A venture capital firm that funds women entrepreneurs has launched another way to invest in them: an ecommerce site featuring women-owned brands. The shop is the next step in fulfilling The Helm’s mission of making it easier to support women founders.

It’s well established that women make most consumer spending decisions. What’s increasingly clear is that consumers would prefer to buy from socially conscious companies—about 90% of consumers, according to a recent Cone Communications survey.

But good intentions only go so far when it is so easy to drop a bargain into your Amazon shopping cart or snap up a cute top you see on your Instagram feed.

The Helm’s new shopping site aims to make buying from women-owned companies just as easy. The online boutique opened in July with about 80 fashion, beauty and wellness brands including Mansur Gaviel, Nili Lotan, Rosetta Getty, Araks, Coco & Breezy and Daughter of the Land. A former Vogue editor curates the products, and the site’s filled with stories about the women behind the brands.

A nice bonus: a percentage of profits will be invested in The Helm’s next VC fund, so shoppers also play a role in funding more women-owned startups.

The Helm started in 2018 as a VC fund that focuses on women entrepreneurs.

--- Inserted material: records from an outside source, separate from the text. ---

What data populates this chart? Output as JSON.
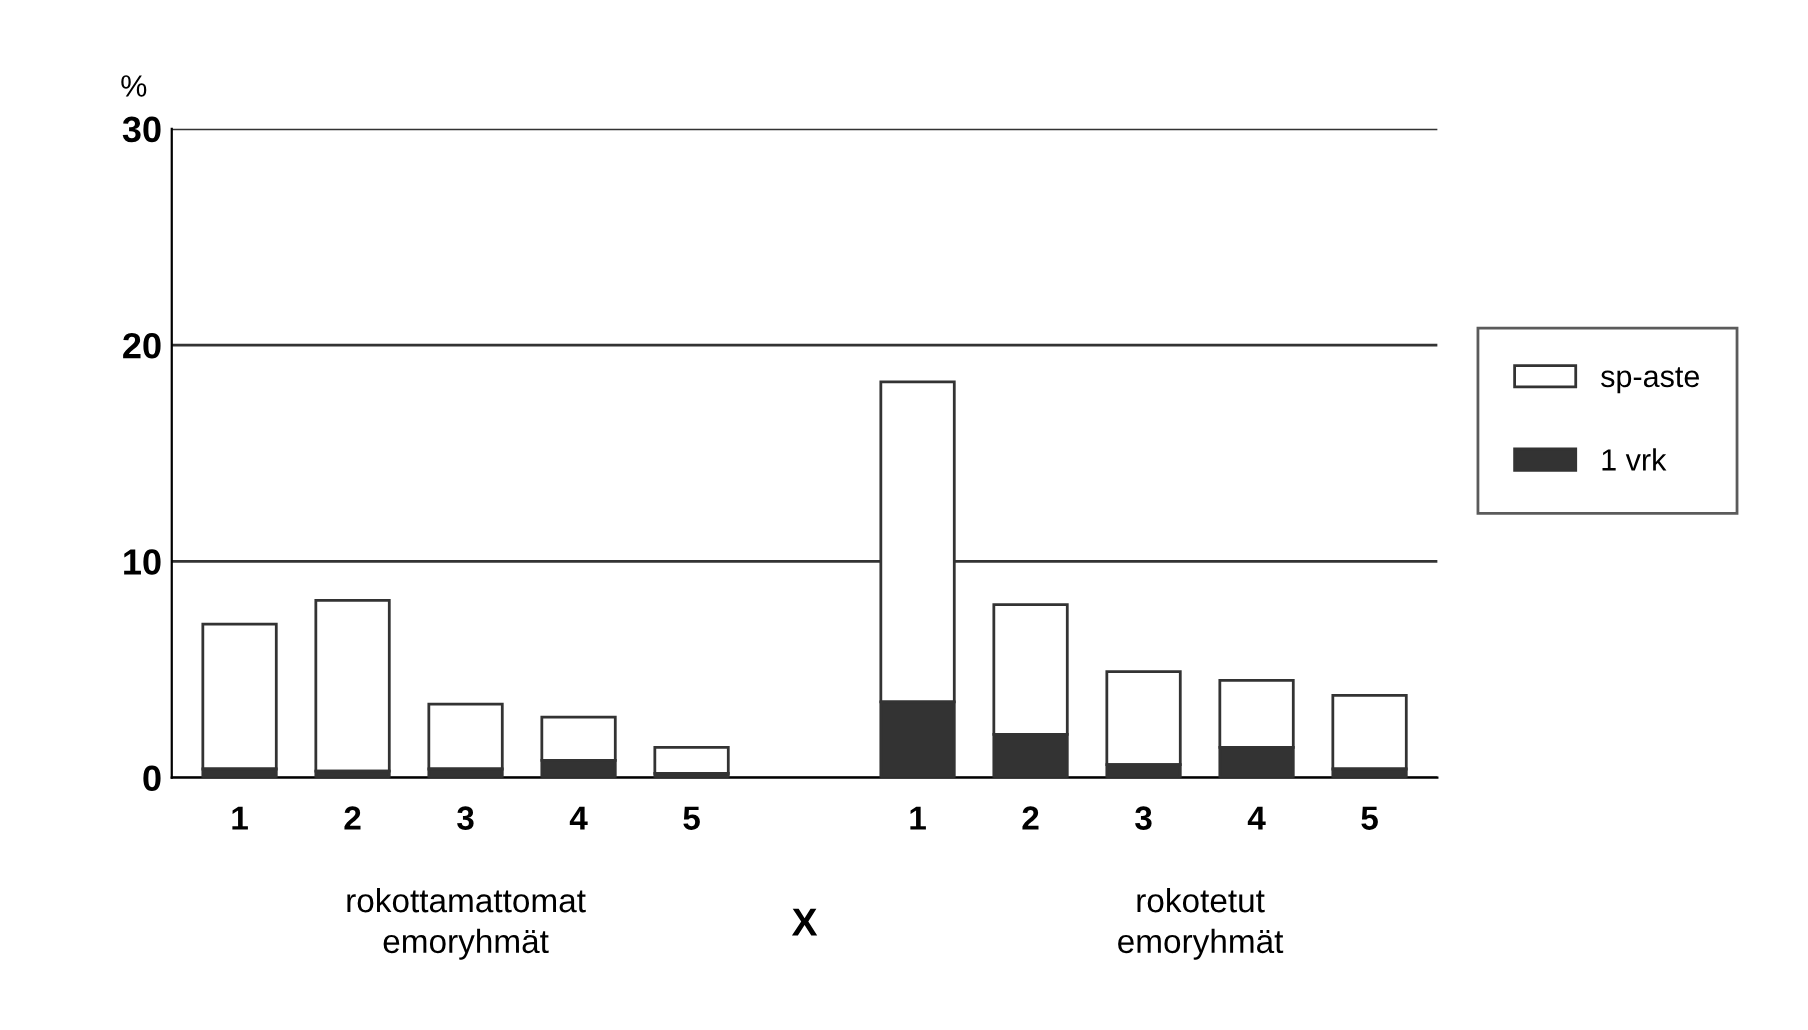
{
  "chart_data": {
    "type": "bar",
    "stacked": true,
    "ylabel": "%",
    "categories": [
      "1",
      "2",
      "3",
      "4",
      "5",
      null,
      "1",
      "2",
      "3",
      "4",
      "5"
    ],
    "series": [
      {
        "name": "1 vrk",
        "color": "#333333",
        "values": [
          0.4,
          0.3,
          0.4,
          0.8,
          0.2,
          null,
          3.5,
          2.0,
          0.6,
          1.4,
          0.4
        ]
      },
      {
        "name": "sp-aste",
        "color": "#ffffff",
        "values": [
          6.7,
          7.9,
          3.0,
          2.0,
          1.2,
          null,
          14.8,
          6.0,
          4.3,
          3.1,
          3.4
        ]
      }
    ],
    "ylim": [
      0,
      30
    ],
    "yticks": [
      0,
      10,
      20,
      30
    ],
    "grid": "y",
    "legend": "right",
    "annotations": [
      "rokottamattomat\nemoryhmät",
      "X",
      "rokotetut\nemoryhmät"
    ]
  }
}
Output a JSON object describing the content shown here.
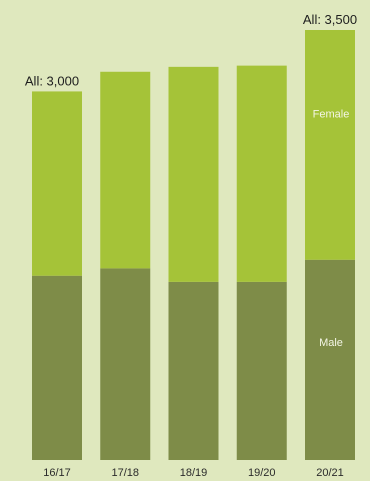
{
  "chart_data": {
    "type": "bar",
    "stacked": true,
    "categories": [
      "16/17",
      "17/18",
      "18/19",
      "19/20",
      "20/21"
    ],
    "series": [
      {
        "name": "Male",
        "values": [
          1500,
          1560,
          1450,
          1450,
          1630
        ],
        "color": "#7e8c48"
      },
      {
        "name": "Female",
        "values": [
          1500,
          1600,
          1750,
          1760,
          1870
        ],
        "color": "#a5c338"
      }
    ],
    "total_labels": [
      "All: 3,000",
      "",
      "",
      "",
      "All: 3,500"
    ],
    "segment_labels": {
      "female": "Female",
      "male": "Male"
    },
    "ylim": [
      0,
      3500
    ],
    "grid": false,
    "background": "#dfe8be"
  }
}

To date, it has invested around $1.5 million in 11 women-founded companies.

Founder Lindsey Taylor Wood said the shop has been part of the plan from the beginning. “Not everyone can write a check, so for many people being a conscious consumer is the best way to invest in women,” said Wood.

“We all aspire to be better, whether that means eating better, becoming more eco-friendly, or supporting the things we care about, but the reality is that we are also really busy and only have so much time and resources,” said Wood.

For women–and men–who want to support other women, The Helm curates both products and people on a single platform to make it easier to shop with intention.

Before launching The Helm, Wood spent about a decade as a strategist and activist focused on gender equality. The idea for the startup began with an ‘a ha’ moment that wasn’t exactly positive.

Wood saw that despite decades of advocacy, women and girls hadn’t gained much ground. One example: the amount of VC funding that goes to women hasn’t changed much in decades. Another example: women still earn substantially less than men do for the same job. And the list goes on.

After a yearlong listening tour, Wood was convinced that political and social action could only go so far without women achieving economic parity with men.

“When men have money they are invited by their peers to invest and amass more wealth, whereas women are invited to give it away,” she said. “When you start unpacking why the world looks the way it does, it has a lot to do with that foundational truth.

Men, particularly white men of privilege, continue to invest in themselves while women are spending their resources cleaning up the mess that’s been made.”

Wood and COO Julie Weber are building  The Helm to act as a one-stop shop where both investors and consumers can support women entrepreneurs.

Evolving into commerce was a natural outgrowth of building the fund and a community of women founders who, even if they are among the small percentage that do secure capital, can benefit from support in distributing and marketing their products.

Early sales have been strong, Wood said, and it is not just urban Millennials who are finding their way to The Helm. “The most fascinating thing about our brand, and it extends to our deal flow and readership as well as consumers, is that we are across ages, races, industry, and geography,” said Wood.

“In terms of every characteristic other than gender we are equally distributed.” What The Helm’s followers have in common is a desire for equality, and now, a fun and easy way to find great products from women-led companies.